Lun. Apr 19th, 2021

 «Desta preoccupazione il modo in cui l’Asp di Reggio Calabria sta gestendo la campagna vaccinale per le categorie a rischio». Ad affermarlo il Sindaco di Cittanova Francesco Cosentino, che nella giornata odierna è tornato a sollecitare l’Azienda Sanitaria Provinciale affinché si proceda, con tempestività, alla redazione di un piano di immunizzazione sostenibile, condiviso e davvero accessibile a tutti. 

Da settimane, anche come Associazione “Città degli Ulivi”, chiediamo un cambio di passo in tema di vaccinazioni – ha sottolineato Cosentino -. Purtroppo devo prendere atto del persistere di una situazione stucchevole che sta caratterizzando una fase che invece, negli auspici di tutti, avrebbe dovuto coltivare speranza e ambizioni di rinascita. A conti fatti – ha proseguito il Sindaco – non esiste una tabella di marcia per l’immunizzazione delle differenti fasce, non esiste un criterio per la selezione delle priorità, non esiste un percorso per la protezione delle categorie più a rischio.
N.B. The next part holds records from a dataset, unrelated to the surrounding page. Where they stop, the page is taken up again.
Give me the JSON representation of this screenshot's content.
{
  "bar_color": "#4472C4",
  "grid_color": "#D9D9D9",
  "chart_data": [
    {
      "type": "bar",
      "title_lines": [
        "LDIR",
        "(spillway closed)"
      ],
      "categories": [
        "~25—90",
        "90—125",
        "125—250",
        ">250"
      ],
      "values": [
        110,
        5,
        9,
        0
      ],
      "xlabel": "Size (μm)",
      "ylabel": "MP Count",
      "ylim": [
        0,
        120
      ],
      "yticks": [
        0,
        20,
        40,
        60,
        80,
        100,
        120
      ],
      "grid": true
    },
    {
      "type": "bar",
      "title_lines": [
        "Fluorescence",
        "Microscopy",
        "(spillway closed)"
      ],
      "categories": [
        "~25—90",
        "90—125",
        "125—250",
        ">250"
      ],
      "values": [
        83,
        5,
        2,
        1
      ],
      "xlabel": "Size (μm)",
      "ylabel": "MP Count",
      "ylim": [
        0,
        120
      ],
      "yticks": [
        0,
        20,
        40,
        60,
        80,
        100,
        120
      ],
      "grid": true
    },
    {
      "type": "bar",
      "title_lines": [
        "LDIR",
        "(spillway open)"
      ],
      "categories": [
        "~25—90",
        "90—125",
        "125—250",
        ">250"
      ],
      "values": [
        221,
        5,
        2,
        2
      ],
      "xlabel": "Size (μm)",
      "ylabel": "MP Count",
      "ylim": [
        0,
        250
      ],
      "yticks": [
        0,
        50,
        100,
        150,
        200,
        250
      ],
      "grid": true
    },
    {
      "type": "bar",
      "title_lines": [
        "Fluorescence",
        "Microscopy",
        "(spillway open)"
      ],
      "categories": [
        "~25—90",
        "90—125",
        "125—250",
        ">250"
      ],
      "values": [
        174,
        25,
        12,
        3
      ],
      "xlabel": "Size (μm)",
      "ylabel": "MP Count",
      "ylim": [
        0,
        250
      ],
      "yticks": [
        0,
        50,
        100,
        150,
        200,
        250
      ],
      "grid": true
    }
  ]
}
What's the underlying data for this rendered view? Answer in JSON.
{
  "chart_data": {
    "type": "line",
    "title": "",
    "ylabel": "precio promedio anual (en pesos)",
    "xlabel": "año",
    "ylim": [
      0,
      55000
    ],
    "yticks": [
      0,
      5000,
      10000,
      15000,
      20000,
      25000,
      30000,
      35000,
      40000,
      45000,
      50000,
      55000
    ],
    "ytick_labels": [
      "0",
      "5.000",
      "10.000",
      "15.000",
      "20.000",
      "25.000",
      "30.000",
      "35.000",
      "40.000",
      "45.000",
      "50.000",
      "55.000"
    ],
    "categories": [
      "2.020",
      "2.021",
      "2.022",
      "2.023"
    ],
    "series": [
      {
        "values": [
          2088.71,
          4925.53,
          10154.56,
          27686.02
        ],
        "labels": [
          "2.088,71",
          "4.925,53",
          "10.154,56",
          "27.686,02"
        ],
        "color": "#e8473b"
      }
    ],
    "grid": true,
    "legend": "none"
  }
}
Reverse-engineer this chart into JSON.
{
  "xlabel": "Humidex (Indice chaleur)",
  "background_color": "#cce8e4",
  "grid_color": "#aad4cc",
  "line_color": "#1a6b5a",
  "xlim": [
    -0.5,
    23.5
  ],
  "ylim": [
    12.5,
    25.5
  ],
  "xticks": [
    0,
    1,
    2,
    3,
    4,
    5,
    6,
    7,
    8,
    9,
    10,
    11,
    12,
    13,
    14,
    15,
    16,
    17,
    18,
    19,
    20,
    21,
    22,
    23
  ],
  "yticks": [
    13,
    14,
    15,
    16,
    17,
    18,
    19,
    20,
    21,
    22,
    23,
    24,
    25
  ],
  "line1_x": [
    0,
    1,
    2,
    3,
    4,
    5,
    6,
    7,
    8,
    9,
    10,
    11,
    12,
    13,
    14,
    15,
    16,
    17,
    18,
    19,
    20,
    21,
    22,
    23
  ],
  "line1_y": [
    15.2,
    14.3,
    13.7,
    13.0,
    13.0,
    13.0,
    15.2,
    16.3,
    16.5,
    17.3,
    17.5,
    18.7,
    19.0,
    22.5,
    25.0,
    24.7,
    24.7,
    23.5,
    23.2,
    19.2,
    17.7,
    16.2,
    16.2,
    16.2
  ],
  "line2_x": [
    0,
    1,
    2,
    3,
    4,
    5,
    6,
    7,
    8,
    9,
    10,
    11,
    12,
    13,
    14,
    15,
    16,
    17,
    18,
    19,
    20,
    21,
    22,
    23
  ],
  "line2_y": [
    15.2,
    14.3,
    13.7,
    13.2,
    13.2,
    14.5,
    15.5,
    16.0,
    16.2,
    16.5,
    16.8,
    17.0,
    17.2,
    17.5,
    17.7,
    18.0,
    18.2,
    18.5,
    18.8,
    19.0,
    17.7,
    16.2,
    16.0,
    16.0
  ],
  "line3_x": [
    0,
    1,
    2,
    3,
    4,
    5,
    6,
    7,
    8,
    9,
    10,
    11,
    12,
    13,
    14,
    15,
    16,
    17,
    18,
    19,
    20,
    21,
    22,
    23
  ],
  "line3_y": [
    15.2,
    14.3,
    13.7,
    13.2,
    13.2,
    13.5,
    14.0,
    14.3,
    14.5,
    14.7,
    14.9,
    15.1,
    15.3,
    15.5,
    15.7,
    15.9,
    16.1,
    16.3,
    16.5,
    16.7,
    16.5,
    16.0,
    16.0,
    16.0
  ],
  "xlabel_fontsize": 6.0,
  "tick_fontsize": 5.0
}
Come si può pensare che gli ultra ottantenni siano in grado di raggiungere altri paesi per effettuare le due dosi vaccino e, soprattutto, come si può immaginare di coordinare un processo delicato di questo genere con un numero verde che funziona a singhiozzo? Onestamente, penso che i cittadini, dopo lunghi mesi di sacrifici e di collaborazione straordinaria per il superamento dell’emergenza, meritino maggiori chiarezza e rispetto”. 

Per il Sindaco di Cittanova: “Ulteriori interrogativi riguardano due temi centrali nel percorso di vaccinazione delle categorie sensibili. Anzi tutto, le strutture. Si snobbano le realtà adeguate e già pronte all’uso presenti sull’intero territorio della pina di Gioia Tauro, e si prosegue nella dislocazione degli interventi vaccinali in altre prive di standard minimi di sicurezza. Perché? E come mai non si conoscono i criteri di vaccinazione di Forze dell’Ordine e insegnanti sul territorio della Piana? Cittanova conta oltre mille studenti provenienti da 27 Comuni della Piana. Questi alunni giovano dell’insegnamento di docenti residenti in diverse città della Calabria. Possibile che non si sia presa in considerazione l’ipotesi di dare priorità ad un polo scolastico così ampio e attrattivo come quello cittanovese? Non diciamo di farlo, quantomeno di valutare l’ipotesi. E mentre in altri Comuni vanno in scena vaccinazioni di massa, effettuate senza criterio e senza un piano ufficiale e condiviso tra lo scalpore generale, i cittadini attendono che qualcuno risponda al numero verde dell’Asp. Non vorremmo – ha concluso Francesco Cosentino – che anche questa delicata fase storica, piagata da una persistente pandemia, metta in mostra tutti i vecchi malanni della sanità calabrese. Tra favoritismi e convenienze politiche che nulla hanno a che fare con il bene comune”.